Gli assaggiatori valuteranno gli oli come fruttati maturi, fruttati verdi di media intensità e fruttati verdi intensi, seguendo le normative ufficiali del CIO, prestando attenzione sia all'intensità e alla chiarezza degli attributi positivi sia all'assenza di difetti. L'obiettivo è che gli oli premiati soddisfino un duplice standard: eccellenza nella copertura arborea e alta qualità del suolo originariamente.
In questo modo, la competizione crea un contesto in cui un buon risultato in degustazione non è sufficiente di per sé per ottenere un riconoscimento; è essenziale che l'olio provenga da un oliveto con solidi indicatori di salute biologica, rafforzando così il messaggio che la vera qualità inizia dalla terra.
Soil O-Live: scienza, sostenibilità e settore olivicolo europeo
Il concorso fa parte del progetto europeo Suolo O-LiveQuesta iniziativa, coordinata dall'Università di Jaén e interamente finanziata dall'Unione Europea attraverso il programma Horizon Europe, riunisce 15 istituzioni accademiche, centri di ricerca e aziende con un obiettivo comune: promuovere pratiche di gestione degli oliveti che migliorino la salute del suolo e, di conseguenza, la qualità dell'olio extravergine di oliva prodotto in Europa e nel Mediterraneo.
Le linee di lavoro del consorzio includono lo sviluppo di indicatori affidabili per misurare lo stato biologico dei suoli, la progettazione di strategie di coltivazione che riducano l'erosione e aumentino la sostanza organica e la valutazione dell'impatto di tutte queste misure su parametri chiave degli olicome ad esempio la sua stabilità ossidativa o il suo profilo di composti fenolici.
Il legame tra scienza e settore produttivo è uno dei punti di forza del progetto. La partecipazione di grandi aziende, frantoi, cooperative e singoli produttori consente di verificare le ipotesi di laboratorio in condizioni reali sul campo, conducendo prove su diverse tipologie di aziende agricole e in condizioni climatiche variabili, sia in Spagna che in altri paesi partner.
Il progetto si concentra anche sulla formazione e sul trasferimento di conoscenze, organizzando workshop tecnici, incontri con i coltivatori di olive e attività di divulgazione per avvicinare i risultati della ricerca a coloro che prendono decisioni quotidiane negli oliveti. La competizione internazionale su oli e suoli è diventata quindi una sorta di vetrina delle buone pratiche e una leva per accelerare la transizione verso modelli di produzione più sostenibili.

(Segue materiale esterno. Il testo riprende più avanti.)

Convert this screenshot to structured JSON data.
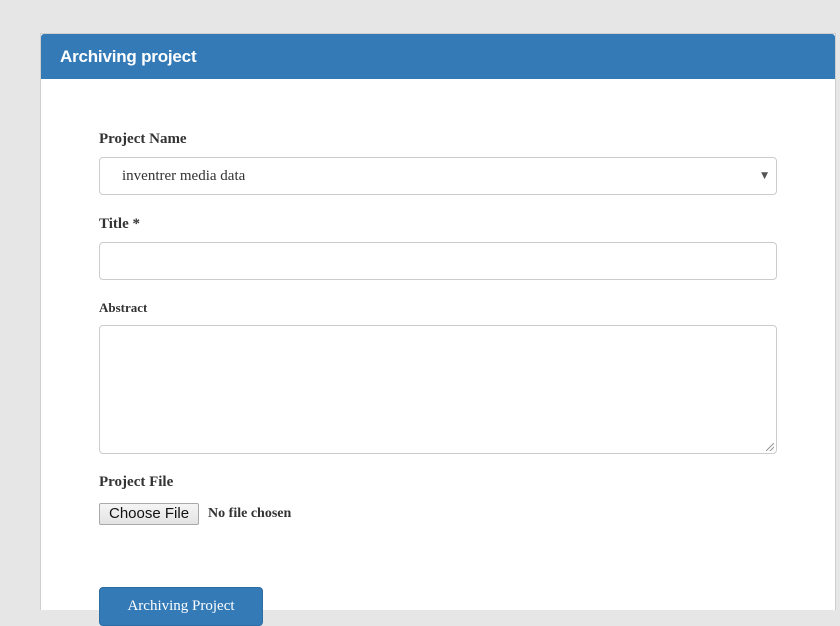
{
  "panel": {
    "title": "Archiving project",
    "accent_color": "#337ab7"
  },
  "form": {
    "project_name": {
      "label": "Project Name",
      "selected_value": "inventrer media data",
      "icon": "caret-down-icon"
    },
    "title": {
      "label": "Title *",
      "value": ""
    },
    "abstract": {
      "label": "Abstract",
      "value": ""
    },
    "project_file": {
      "label": "Project File",
      "button_label": "Choose File",
      "status": "No file chosen"
    },
    "submit_label": "Archiving Project"
  }
}
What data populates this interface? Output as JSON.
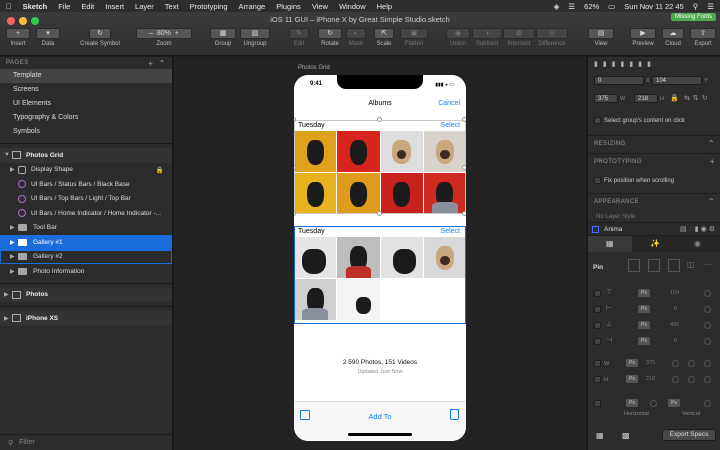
{
  "menubar": {
    "app": "Sketch",
    "items": [
      "File",
      "Edit",
      "Insert",
      "Layer",
      "Text",
      "Prototyping",
      "Arrange",
      "Plugins",
      "View",
      "Window",
      "Help"
    ],
    "battery": "62%",
    "clock": "Sun Nov 11  22 45"
  },
  "window": {
    "title": "iOS 11 GUI – iPhone X by Great Simple Studio.sketch",
    "missing_fonts": "Missing Fonts"
  },
  "toolbar": {
    "insert": "Insert",
    "data": "Data",
    "create_symbol": "Create Symbol",
    "zoom_value": "80%",
    "zoom_label": "Zoom",
    "group": "Group",
    "ungroup": "Ungroup",
    "edit": "Edit",
    "rotate": "Rotate",
    "mask": "Mask",
    "scale": "Scale",
    "flatten": "Flatten",
    "union": "Union",
    "subtract": "Subtract",
    "intersect": "Intersect",
    "difference": "Difference",
    "view": "View",
    "preview": "Preview",
    "cloud": "Cloud",
    "export": "Export"
  },
  "left_panel": {
    "pages_heading": "PAGES",
    "pages": [
      "Template",
      "Screens",
      "UI Elements",
      "Typography & Colors",
      "Symbols"
    ],
    "layers": [
      {
        "label": "Photos Grid",
        "kind": "artboard"
      },
      {
        "label": "Display Shape",
        "kind": "shape"
      },
      {
        "label": "UI Bars / Status Bars / Black Base",
        "kind": "symbol"
      },
      {
        "label": "UI Bars / Top Bars / Light / Top Bar",
        "kind": "symbol"
      },
      {
        "label": "UI Bars / Home Indicator / Home Indicator -...",
        "kind": "symbol"
      },
      {
        "label": "Tool Bar",
        "kind": "folder"
      },
      {
        "label": "Gallery #1",
        "kind": "folder"
      },
      {
        "label": "Gallery #2",
        "kind": "folder"
      },
      {
        "label": "Photo Information",
        "kind": "folder"
      },
      {
        "label": "Photos",
        "kind": "artboard"
      },
      {
        "label": "iPhone XS",
        "kind": "artboard"
      }
    ],
    "filter_placeholder": "Filter"
  },
  "canvas": {
    "artboard_label": "Photos Grid",
    "phone": {
      "time": "9:41",
      "nav_title": "Albums",
      "cancel": "Cancel",
      "gallery1_title": "Tuesday",
      "gallery1_select": "Select",
      "gallery2_title": "Tuesday",
      "gallery2_select": "Select",
      "summary": "2 590 Photos, 151 Videos",
      "updated": "Updated Just Now",
      "add_to": "Add To"
    }
  },
  "inspector": {
    "x": "0",
    "y": "104",
    "w": "375",
    "h": "218",
    "x_label": "X",
    "y_label": "Y",
    "w_label": "W",
    "h_label": "H",
    "select_group": "Select group's content on click",
    "resizing": "RESIZING",
    "prototyping": "PROTOTYPING",
    "fix_position": "Fix position when scrolling",
    "appearance": "APPEARANCE",
    "no_layer_style": "No Layer Style",
    "anima": "Anima",
    "pin": "Pin",
    "px": "Px",
    "pin_values": [
      "104",
      "0",
      "490",
      "0"
    ],
    "size_w_label": "W",
    "size_h_label": "H",
    "size_w": "375",
    "size_h": "218",
    "horizontal": "Horizontal",
    "vertical": "Vertical",
    "export_specs": "Export Specs"
  }
}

In un contesto caratterizzato da preoccupazioni per la siccità , il degrado del suolo e la necessità di differenziare i prodotti nel mercato globale, iniziative come Soil O-Live e la creazione della nuova categoria di frutta matura indicano che la strada da percorrere risiede nell'integrazione di qualità , sostenibilità e rigore scientifico. Il concorso che si tiene a Jaén non solo assegna premi, ma contribuisce anche a ridefinire ciò che intendiamo per eccellenza nel settore. olio extra vergine di oliva europeo E che ruolo gioca la salute del suolo in questo concetto?